The bloc will find it “difficult” to live up to its Global Methane Pledge commitments to slash emissions of one of the most potent greenhouse gases by 30% by 2030, according to the report by CE Delft for the Changing Markets Foundation. Should the bloc be able to persuade 10% of citizens to switch to diets containing less meat and dairy, a reduction of 34% could be obtained, it said.

Curbing emissions stemming from agriculture remains largely taboo in Europe, with governments preferring to focus on reducing methane leaks from fossil fuel production or waste.

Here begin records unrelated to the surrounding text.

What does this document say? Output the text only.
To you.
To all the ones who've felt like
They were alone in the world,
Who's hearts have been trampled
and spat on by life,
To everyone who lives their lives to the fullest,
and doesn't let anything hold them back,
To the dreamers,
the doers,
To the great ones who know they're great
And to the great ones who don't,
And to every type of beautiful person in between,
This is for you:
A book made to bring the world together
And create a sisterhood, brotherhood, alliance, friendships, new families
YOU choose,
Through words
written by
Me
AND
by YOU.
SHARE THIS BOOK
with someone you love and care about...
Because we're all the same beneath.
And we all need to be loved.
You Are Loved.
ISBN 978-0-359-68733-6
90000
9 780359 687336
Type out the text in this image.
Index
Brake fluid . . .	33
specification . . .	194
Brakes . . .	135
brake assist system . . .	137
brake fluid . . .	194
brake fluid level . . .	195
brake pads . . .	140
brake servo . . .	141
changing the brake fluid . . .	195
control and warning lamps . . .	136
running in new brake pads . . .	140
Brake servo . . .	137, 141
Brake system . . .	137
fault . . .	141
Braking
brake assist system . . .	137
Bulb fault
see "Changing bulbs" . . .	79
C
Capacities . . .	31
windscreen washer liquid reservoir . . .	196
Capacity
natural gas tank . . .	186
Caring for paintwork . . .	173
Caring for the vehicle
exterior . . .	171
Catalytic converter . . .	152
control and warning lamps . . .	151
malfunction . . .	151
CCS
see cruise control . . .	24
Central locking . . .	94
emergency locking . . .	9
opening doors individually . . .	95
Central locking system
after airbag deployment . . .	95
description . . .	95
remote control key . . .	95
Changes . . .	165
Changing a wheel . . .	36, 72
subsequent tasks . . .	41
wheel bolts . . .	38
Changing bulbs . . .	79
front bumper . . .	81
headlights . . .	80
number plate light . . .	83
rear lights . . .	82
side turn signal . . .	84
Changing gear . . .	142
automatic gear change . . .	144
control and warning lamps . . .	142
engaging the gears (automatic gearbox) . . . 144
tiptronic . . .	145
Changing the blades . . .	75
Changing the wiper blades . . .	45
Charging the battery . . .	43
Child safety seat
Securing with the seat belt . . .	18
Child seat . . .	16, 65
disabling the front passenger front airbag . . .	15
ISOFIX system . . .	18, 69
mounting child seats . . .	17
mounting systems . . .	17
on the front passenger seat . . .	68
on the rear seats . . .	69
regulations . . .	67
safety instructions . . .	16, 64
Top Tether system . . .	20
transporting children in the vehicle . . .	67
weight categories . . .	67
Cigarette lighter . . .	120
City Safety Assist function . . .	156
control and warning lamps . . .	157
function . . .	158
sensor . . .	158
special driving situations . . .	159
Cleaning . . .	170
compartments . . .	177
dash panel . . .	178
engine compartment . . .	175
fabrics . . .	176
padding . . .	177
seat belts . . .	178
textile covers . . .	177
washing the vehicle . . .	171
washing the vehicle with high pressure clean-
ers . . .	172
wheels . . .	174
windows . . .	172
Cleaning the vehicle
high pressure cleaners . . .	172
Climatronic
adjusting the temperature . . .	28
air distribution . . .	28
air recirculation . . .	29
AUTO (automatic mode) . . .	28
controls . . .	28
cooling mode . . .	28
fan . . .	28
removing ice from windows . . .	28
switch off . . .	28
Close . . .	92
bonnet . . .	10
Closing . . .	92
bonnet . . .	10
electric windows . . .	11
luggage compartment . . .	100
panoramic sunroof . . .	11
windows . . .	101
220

Raising animals, especially cattle, drives about half of the industry’s footprint.

“Agriculture is the achilles heel of Europe’s methane strategy,” said Nusa Urbancic, campaigns director at Changing Markets. “Methane emissions from the EU farms are equivalent to the total emissions of 50 coal-fired power stations, yet the policies which could deliver significant cuts by encouraging a shift to healthier diets with less meat and dairy are completely absent from EU plans.”

The “business-as-usual” scenario would result in livestock emissions falling by less than 4% by 2030, but a shift to less meat-heavy diets would see a fall of 30%-38%, the analysis showed. Energy, meanwhile, accounts for about 13% of methane released in the EU and so measures on the sector may be limited unless similar action is taken globally.

More than 100 countries have signed up to the Global Methane Pledge, unveiled at last year’s COP26 climate summit in Glasgow. Regulation unveiled by the EU to tackle methane emissions in 2021 left out the agriculture sector, instead choosing to focus on discharges from oil and gas production.